Due varesini firmano un’impresa memorabile sul Cerro Murallon
I "Ragni" Della Bordella e Bacci, insieme a Bernasconi hanno aperto una via sulla Parete Est della inospitale e isolata montagna della Patagonia
«Una enorme impresa alpinistica, una conquista che ha da subito un posto nella storia». Le parole, emozionate e convinte, sono quelle di Fabio Palma, il presidente dei celebri Ragni di Lecco che racconta in questi termini la conquista della vetta del Cerro Murallon attraverso la salita della Parete Est. Una “prima assoluta” portata a termine nei giorni scorsi da tre alpinisti del club lecchese, due dei quali varesini: Matteo Della Bordella e David Bacci, insieme a Matteo Bernasconi.
LA MONTAGNA
La Parete Est del Murallon era da anni nel mirino del mondo alpinistico internazionale. Si tratta di un muro enorme, di circa 1.000 metri, che già in passato aveva respinto chi aveva provato a conquistarla. Il Cerro Murallon è una montagna della Patagonia, a cavallo tra Cile e Argentina, su cui i Ragni hanno già fatto la storia: fu proprio una loro spedizione a conquistare per la prima volta la vetta (a quota 2.656) nel 1984. Allora furono Carlo Aldè, Casimiro Ferrari e Paolo Vitali a piantare sulla cima la bandiera italiana; 33 anni dopo è toccato alla cordata di Della Bordella.

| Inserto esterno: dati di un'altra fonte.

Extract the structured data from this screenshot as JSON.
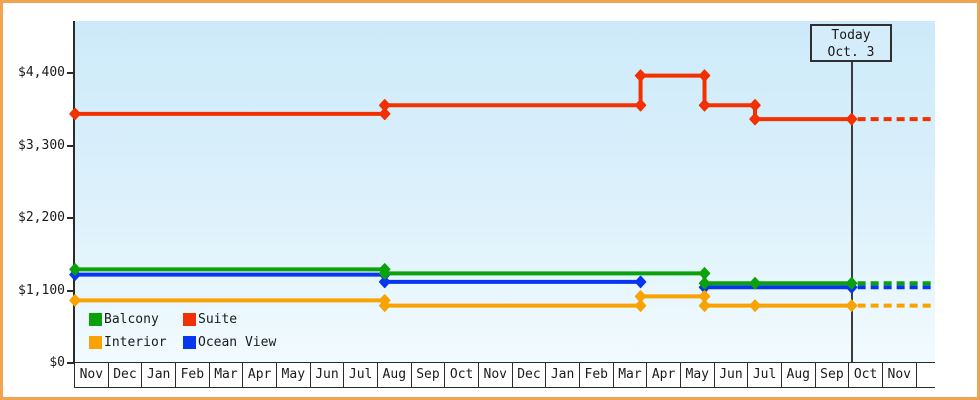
{
  "chart_data": {
    "type": "line",
    "description": "Cruise cabin price history by category over 25 months with forecast after today",
    "y_axis": {
      "tick_labels": [
        "$0",
        "$1,100",
        "$2,200",
        "$3,300",
        "$4,400"
      ],
      "tick_values": [
        0,
        1100,
        2200,
        3300,
        4400
      ],
      "range": [
        0,
        4400
      ],
      "grid": "off"
    },
    "x_axis": {
      "month_labels": [
        "Nov",
        "Dec",
        "Jan",
        "Feb",
        "Mar",
        "Apr",
        "May",
        "Jun",
        "Jul",
        "Aug",
        "Sep",
        "Oct",
        "Nov",
        "Dec",
        "Jan",
        "Feb",
        "Mar",
        "Apr",
        "May",
        "Jun",
        "Jul",
        "Aug",
        "Sep",
        "Oct",
        "Nov"
      ]
    },
    "today": {
      "line1": "Today",
      "line2": "Oct. 3",
      "month_index": 23.07
    },
    "forecast_end_month_index": 25.5,
    "axis_color": "#2b2b2b",
    "series": [
      {
        "name": "Ocean View",
        "color": "#0636f0",
        "segments": [
          [
            {
              "m": 0,
              "v": 1340
            },
            {
              "m": 9.2,
              "v": 1340
            },
            {
              "m": 9.2,
              "v": 1230
            },
            {
              "m": 16.8,
              "v": 1230
            }
          ],
          [
            {
              "m": 18.7,
              "v": 1150
            },
            {
              "m": 23.07,
              "v": 1150
            }
          ]
        ],
        "forecast_value": 1150
      },
      {
        "name": "Interior",
        "color": "#f9a303",
        "segments": [
          [
            {
              "m": 0,
              "v": 950
            },
            {
              "m": 9.2,
              "v": 950
            },
            {
              "m": 9.2,
              "v": 870
            },
            {
              "m": 16.8,
              "v": 870
            },
            {
              "m": 16.8,
              "v": 1010
            },
            {
              "m": 18.7,
              "v": 1010
            },
            {
              "m": 18.7,
              "v": 870
            },
            {
              "m": 20.2,
              "v": 870
            },
            {
              "m": 23.07,
              "v": 870
            }
          ]
        ],
        "forecast_value": 870
      },
      {
        "name": "Suite",
        "color": "#f23000",
        "segments": [
          [
            {
              "m": 0,
              "v": 3780
            },
            {
              "m": 9.2,
              "v": 3780
            },
            {
              "m": 9.2,
              "v": 3910
            },
            {
              "m": 16.8,
              "v": 3910
            },
            {
              "m": 16.8,
              "v": 4360
            },
            {
              "m": 18.7,
              "v": 4360
            },
            {
              "m": 18.7,
              "v": 3910
            },
            {
              "m": 20.2,
              "v": 3910
            },
            {
              "m": 20.2,
              "v": 3700
            },
            {
              "m": 23.07,
              "v": 3700
            }
          ]
        ],
        "forecast_value": 3700
      },
      {
        "name": "Balcony",
        "color": "#0ba10b",
        "segments": [
          [
            {
              "m": 0,
              "v": 1420
            },
            {
              "m": 9.2,
              "v": 1420
            },
            {
              "m": 9.2,
              "v": 1360
            },
            {
              "m": 18.7,
              "v": 1360
            },
            {
              "m": 18.7,
              "v": 1210
            },
            {
              "m": 20.2,
              "v": 1210
            },
            {
              "m": 23.07,
              "v": 1210
            }
          ]
        ],
        "forecast_value": 1210
      }
    ],
    "legend_order": [
      "Balcony",
      "Suite",
      "Interior",
      "Ocean View"
    ]
  }
}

LA SCHEDA – Chi è Matteo Della Bordella
LA CONQUISTA DELLA EST
Per aprire la nuova via sulla Parete Est i tre alpinisti lombardi hanno dovuto attendere a lungo. Il Murallon è infatti una montagna costantemente vessata dal maltempo ed estremamente isolata, come spiega lo stesso Palma: «Praticamente è impossibile incontrare qualche altra cordata. Dimentichiamoci le Alpi quando parliamo di quelle zone: la parete è lontanissima da qualsiasi centro abitato, così Matteo, David e Matteo hanno usato come campo base un piccolo rifugio abbandonato, poco più di una baracca, che si trova a due giorni di cammino dall’attacco della via. I nostri alpinisti, per tutto il mese precedente alla salita, non hanno praticamente mai visto la montagna a causa di bufere e nubi che la nascondevano. Poi il cielo si è aperto e sono partiti nell’unica finestra di sereno ma nel tempo che hanno guadagnato la vetta è tornato il maltempo. Così sono dovuti scendere per un’altra via: per tornare alla tendina che fungeva da campo avanzato ci hanno messo 14 ore. Ma ce l’hanno fatta.
L’IMPRESA
Secondo Palma, lo ripetiamo, il risultato colto da Della Bordella, Bacci e Bernasconi merita di entrare negli annali dei Ragni di Lecco e più in generale dell’alpinismo italiano, che pure vanta una lunga serie di successi. «La nuova via creata sulla Parete Est è già di per sé un’impresa enorme, clamorosa. Aggiungiamo il fatto che i nostri alpinisti abbiano utilizzato uno stile ecologico, senza mezzi meccanici, senza portatori… Matteo, David e Matteo hanno dimostrato un fiuto e una voglia di cimentarsi eccezionali, sono riusciti a resistere in un ambiente altamente ostile, fatto di roccia, ghiaccio, maltempo e nient’altro. Per Della Bordella questa impresa va aggiunta a quelle sul Fiz Roy, in Groenlandia o sulla Torre Egger: credo si possa ormai considerare uno dei più grandi alpinisti al mondo».
LE PAROLE DELLA CORDATA
Dopo un primo “dispaccio” via sms con un telefono satellitare, in cui annunciavano la riuscita della scalata, i tre alpinisti hanno affidato a Facebook il loro pensiero al termine dell’impresa. Ecco quanto ha scritto Matteo Della Bordella:
«Pura avventura in stile alpino su una delle pareti più ingaggiate e selvagge da me mai viste, immersa in una Patagonia che non ci ha mai fatto sconti.
Un grande successo da tutti i punti di vista, ma dove secondo me la vera differenza l’ha fatta una grandissima squadra, è stato fantastico condividere questi intensissimi 30 giorni di spedizione con due grandi amici!
A proposito della via: dovrebbe trattarsi della prima salita dell’immensa parete Est del Cerro Murallon, 1000 metri di roccia e ghiaccio; avevamo una finestra di bel tempo molto corta e l’abbiamo spremuta fino all’ ultima goccia. Partiti il 4 febbraio, siamo arrivati in cima alle 13 del giorno successivo con il brutto tempo che ormai ci aveva presi in pieno, abbiamo provato una discesa dallo sconosciuto versante opposto con visibilità molto ridotta e, pur sbagliando strada siamo stati fortunati e bravi a scendere comunque».